Benchmarking supplier performance has traditionally been a lengthy and expensive process. Either it is carried out by a consultancy firm which produces a static report detailing a company’s ‘rank’ compared to other businesses, or it has been something that the supplier has offered to do themselves.
With this in mind, IT chiefs participating in The Corporate IT Forum told us that they wanted a new way to compare and contrast their outsourced contracts against those of their corporate peers so they could be certain their contracts were competitive.

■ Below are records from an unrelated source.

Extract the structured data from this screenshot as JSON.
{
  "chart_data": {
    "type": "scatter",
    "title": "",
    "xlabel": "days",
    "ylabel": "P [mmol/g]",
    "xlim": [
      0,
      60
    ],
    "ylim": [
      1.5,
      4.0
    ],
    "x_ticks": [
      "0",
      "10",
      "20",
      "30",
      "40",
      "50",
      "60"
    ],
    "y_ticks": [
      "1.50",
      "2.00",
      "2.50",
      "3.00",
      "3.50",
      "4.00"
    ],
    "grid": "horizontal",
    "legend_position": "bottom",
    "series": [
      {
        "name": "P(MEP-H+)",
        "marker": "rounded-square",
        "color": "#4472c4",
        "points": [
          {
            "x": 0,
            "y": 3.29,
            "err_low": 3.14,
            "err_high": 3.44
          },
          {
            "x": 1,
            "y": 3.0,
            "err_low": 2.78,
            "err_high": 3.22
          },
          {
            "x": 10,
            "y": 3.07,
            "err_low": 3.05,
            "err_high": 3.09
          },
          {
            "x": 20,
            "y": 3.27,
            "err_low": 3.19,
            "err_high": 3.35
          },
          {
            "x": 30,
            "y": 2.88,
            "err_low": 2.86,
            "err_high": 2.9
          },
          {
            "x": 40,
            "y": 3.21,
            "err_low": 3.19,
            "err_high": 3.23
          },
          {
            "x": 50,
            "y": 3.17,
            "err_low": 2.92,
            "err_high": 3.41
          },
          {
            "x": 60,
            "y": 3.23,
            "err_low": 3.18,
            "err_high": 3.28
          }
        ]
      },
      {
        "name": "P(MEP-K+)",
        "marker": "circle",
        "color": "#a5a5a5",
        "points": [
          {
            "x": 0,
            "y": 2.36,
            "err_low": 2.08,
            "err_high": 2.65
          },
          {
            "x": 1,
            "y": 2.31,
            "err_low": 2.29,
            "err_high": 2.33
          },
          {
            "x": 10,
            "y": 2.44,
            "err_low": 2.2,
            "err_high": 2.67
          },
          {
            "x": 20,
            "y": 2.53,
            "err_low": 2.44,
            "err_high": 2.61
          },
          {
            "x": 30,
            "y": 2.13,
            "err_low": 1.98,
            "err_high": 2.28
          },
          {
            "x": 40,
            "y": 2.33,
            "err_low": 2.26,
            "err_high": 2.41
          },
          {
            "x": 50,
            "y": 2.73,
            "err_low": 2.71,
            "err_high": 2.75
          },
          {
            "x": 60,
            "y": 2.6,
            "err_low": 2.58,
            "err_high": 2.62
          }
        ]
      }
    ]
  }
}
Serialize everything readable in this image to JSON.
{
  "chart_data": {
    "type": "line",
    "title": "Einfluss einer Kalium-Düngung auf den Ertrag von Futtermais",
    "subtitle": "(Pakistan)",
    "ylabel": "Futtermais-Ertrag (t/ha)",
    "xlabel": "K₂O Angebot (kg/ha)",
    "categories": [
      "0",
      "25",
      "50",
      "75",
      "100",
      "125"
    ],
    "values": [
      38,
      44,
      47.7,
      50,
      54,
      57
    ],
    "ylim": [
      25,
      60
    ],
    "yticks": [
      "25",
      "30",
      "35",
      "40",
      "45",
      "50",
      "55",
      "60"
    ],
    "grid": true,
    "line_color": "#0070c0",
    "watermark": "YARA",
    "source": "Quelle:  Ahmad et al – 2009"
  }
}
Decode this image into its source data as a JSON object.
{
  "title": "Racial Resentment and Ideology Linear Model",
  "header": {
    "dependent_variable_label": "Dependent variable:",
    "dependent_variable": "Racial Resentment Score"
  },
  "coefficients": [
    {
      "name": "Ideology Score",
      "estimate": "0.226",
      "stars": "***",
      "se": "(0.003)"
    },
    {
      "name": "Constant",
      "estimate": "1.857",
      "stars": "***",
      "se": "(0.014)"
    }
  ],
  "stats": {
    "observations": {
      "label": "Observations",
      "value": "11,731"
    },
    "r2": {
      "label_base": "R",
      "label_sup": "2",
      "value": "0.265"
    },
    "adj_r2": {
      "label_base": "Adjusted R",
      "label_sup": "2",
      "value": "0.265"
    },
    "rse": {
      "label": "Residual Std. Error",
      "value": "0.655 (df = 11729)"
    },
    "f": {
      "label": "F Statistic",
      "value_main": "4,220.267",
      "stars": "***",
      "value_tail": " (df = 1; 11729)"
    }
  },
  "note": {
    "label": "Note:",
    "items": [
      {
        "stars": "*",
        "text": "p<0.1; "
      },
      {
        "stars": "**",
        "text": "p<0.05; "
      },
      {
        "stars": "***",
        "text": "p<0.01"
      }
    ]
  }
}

They said they wanted a different approach to benchmarking - one that was simple to carry out, cost effective, reliable and above all, independent. They also told us that they wanted more control over the results. They wanted to be able to probe the benchmark results further and ask questions about their suppliers and their performance in specific areas of service delivery.
It was for these reasons that two years ago, six Corporate IT Forum members got together to design, develop, finance and finally pilot a new peer-to-peer outsourced contract benchmarking service - a service that’s now offered to the wider corporate IT community.
Continuous Performance Improvement for Outsourced IT Services (CPI OS), as it is called, offers an entirely independent way for IT users to compare and benchmark the area or areas of their outsourced IT estate that are relevant to them. All the participants are large corporate users of IT and the benchmarking comparison takes place between organisations which have outsource contracts of a similar size, scale, scope and complexity.
CPI OS uses the same established process as the wider CPI Enterprise service which for the past seven years has been helping IT users to assess how IT as a whole is being delivered to the business.
Overall, with CPI OS, blue-chips now have a cost effective benchmarking tool which gives them the power to judge for themselves whether they get value for money from their contracts.